Ron fixait intensément Draco, toujours assit, toujours silencieux. Toujours ailleurs. Il était juste devant lui, à présent, et il pouvait voir avec plus de netteté les marques sur son visage. Marques de coups, marques du temps, marques de pleurs. Toutes ces cicatrices de douleurs qui distinguaient Draco Malefoy du reste du monde, qui en faisait quelqu'un hors du présent, quelqu'un brulé à vie.
« -Mon Dieu, Malefoy, murmura Ron. Que t'ont-ils fait? »
Draco ne répondit pas, comme s'il ne l'avait pas entendu. Il recommence, se dit-il, encore cette fausse sollicitude, cet irréel intérêt.
Une porte claqua à l'étage, surprenant les deux garçons dans cette scène insolite. Les oreilles de Ron virèrent au rouge et il retourna près de son évier, ramassa au passage le couteaux à terre et se mit à gratter furieusement ses carottes, comme si ce bruit, à l'étage, l'avait dérangé. Il fit semblant de ne plus se soucier de Malefoy, toujours sur sa chaise, et ne s'attela pas à ranimer une conversation stérile. Rien ne pourrait faire parler le jeune homme blond, de toute façon. Il se muait dans une sorte de cocon de silence, un nid dans lequel il se sentait moins mal qu'à l'extérieur, au beau milieu de la cuisine des Weasley.

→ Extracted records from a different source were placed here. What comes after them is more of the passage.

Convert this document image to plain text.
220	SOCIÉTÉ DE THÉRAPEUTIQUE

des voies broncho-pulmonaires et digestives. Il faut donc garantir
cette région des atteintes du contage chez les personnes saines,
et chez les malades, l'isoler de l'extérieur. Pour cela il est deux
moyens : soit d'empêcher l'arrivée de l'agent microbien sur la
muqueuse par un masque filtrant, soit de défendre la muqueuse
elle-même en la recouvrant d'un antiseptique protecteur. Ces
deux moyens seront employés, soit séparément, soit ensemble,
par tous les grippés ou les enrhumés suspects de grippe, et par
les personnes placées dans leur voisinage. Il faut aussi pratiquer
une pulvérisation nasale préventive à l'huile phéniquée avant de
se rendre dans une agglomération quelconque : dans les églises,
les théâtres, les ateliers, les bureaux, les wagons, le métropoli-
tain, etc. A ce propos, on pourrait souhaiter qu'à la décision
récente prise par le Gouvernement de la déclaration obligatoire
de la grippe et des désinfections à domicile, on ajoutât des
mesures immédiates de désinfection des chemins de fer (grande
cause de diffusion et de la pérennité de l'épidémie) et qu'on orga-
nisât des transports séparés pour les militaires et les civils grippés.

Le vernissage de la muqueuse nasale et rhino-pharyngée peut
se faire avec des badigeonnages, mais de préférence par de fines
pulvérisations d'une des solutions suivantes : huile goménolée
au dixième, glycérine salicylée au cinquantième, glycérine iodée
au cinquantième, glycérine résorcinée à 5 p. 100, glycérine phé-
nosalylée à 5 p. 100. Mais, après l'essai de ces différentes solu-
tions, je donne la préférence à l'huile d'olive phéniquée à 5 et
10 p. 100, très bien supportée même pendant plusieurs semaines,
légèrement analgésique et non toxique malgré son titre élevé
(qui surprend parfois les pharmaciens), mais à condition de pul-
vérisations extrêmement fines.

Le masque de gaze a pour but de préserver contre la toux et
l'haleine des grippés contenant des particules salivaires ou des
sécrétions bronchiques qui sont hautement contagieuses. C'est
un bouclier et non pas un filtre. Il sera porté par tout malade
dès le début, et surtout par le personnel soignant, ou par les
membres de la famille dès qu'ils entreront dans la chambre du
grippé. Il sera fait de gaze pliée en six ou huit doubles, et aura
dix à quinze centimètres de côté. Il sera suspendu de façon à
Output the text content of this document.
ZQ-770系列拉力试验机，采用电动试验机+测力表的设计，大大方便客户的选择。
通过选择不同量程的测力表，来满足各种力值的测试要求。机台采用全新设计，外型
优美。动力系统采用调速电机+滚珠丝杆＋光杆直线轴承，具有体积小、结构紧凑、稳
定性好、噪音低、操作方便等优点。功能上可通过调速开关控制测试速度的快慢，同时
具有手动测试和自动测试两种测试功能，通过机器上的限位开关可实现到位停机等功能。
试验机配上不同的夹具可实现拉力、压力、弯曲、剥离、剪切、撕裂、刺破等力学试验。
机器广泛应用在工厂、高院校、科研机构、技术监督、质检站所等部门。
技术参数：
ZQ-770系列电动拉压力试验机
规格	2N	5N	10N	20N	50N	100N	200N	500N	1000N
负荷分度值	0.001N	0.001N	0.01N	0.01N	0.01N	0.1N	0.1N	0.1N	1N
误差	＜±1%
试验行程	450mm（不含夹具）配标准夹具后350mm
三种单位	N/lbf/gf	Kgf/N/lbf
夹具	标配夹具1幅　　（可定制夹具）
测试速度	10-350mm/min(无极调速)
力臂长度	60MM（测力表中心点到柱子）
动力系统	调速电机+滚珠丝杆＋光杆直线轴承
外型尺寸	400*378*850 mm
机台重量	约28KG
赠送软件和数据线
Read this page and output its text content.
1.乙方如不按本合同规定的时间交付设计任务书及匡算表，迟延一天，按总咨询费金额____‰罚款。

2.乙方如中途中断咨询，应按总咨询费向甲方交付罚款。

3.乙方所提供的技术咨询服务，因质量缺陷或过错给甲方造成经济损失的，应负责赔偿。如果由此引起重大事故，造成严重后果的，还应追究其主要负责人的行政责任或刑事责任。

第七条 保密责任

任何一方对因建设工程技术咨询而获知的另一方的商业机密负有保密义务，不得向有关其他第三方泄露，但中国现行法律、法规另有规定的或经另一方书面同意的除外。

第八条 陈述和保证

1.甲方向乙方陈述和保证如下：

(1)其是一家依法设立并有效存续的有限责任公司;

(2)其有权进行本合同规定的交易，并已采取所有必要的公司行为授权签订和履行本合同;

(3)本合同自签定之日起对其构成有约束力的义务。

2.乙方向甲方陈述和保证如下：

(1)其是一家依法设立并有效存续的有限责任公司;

Une heure passa, puis une autre. Le silence, au début pesant, était devenu un refuge pour les deux jeunes hommes, l'un comme protection contre le monde, l'autre en tant que résultat d'une haine trop longue. Dans le four, le poulet cuisait doucement sur son lit de carottes épluchées rageusement, dorant à chacune des minutes un peu plus. Au loin, égrainant les secondes, un vieux coucou émettait un tapement régulier. Ron, qui depuis l'enfournement de son plat s'était assit, se leva brusquement, ouvrit le frigo, sortit une Bièraubeurre, prit deux verres, dont un ébréché, dans un placard qui faisait l'angle et posa le tout sur la table, entre Malefoy et lui. Il prit pour lui le verre fendu et servit à Malefoy l'autre, plein de la pétillante boisson doré.
« -Merci. »
Un mot, c'était tout, et pourtant c'était bien trop déjà. Le charme du silence était rompu, balayé par ce simple mot, un remerciement sommes toutes banal.
« -De rien. M...
-Ron, mon chéri. Je t'aime beaucoup mais tu sais que la règle ici, c'est de demander avant de prendre quelque chose dans le frigo. »
Molly Weasley termina cette réplique sur un sourire, en pointant son fils du doigt. Elle semblait plus calme que deux heures auparavant, ses cheveux étaient coiffée et sa robe lisse. On pouvait encore voir sur son visage quelques stigmates de la crise qui l'avait agité, mais désormais, elle était sereine, bien que toujours fatiguée. Elle se tourna vers Draco, tentant d'avoir l'air le plus neutre possible. Ce fut peine perdue, car sa haine à l'égard du jeune homme transparaissait tout de même.
« -Excuse-moi, Maman. Je ne voulais pas vous déranger.
-Oui oui. Malefoy... Draco, prononça-t-elle avec difficultés, comme si ce mot lui faisait du mal, Draco, je te dois des excuses. Je suis désolée pour tout à l'heure, je n'aurait pas dû parler de la sorte.
-Cela ne fait rien, madame, répondit Draco. J'imagine combien il doit être dur de m'avoir sous votre toit après ce que mes parents et moi avons fait.
-Justement. J'ai écouté Arthur et ai décidé de faire table rase du passé. Tu peux bien sûr passer l'été ici si cela peut te protéger. Je te préviens, je ne suis pas sûre de pouvoir tout oublier. Je suis peut-être une traitresse à mon sang mais je suis tout de même fière. J'espère ne pas avoir à regretter cette décision.
-Je ferai ce que je pourrai pour rendre cette cohabitation acceptable, dit Draco d'un ton monocordes, comme s'il avait appris un discours. Merci de bien vouloir m'accueillir ici.
-A la bonne heure! S'écria Arthur Weasley, qui venait de descendre. Ron, est-ce que le déjeuner est prêt?
-Oui Papa, répondit Ron, et Draco et moi avons mit le couvert.
-Parfait! Tu vois Molly, il est charmant! »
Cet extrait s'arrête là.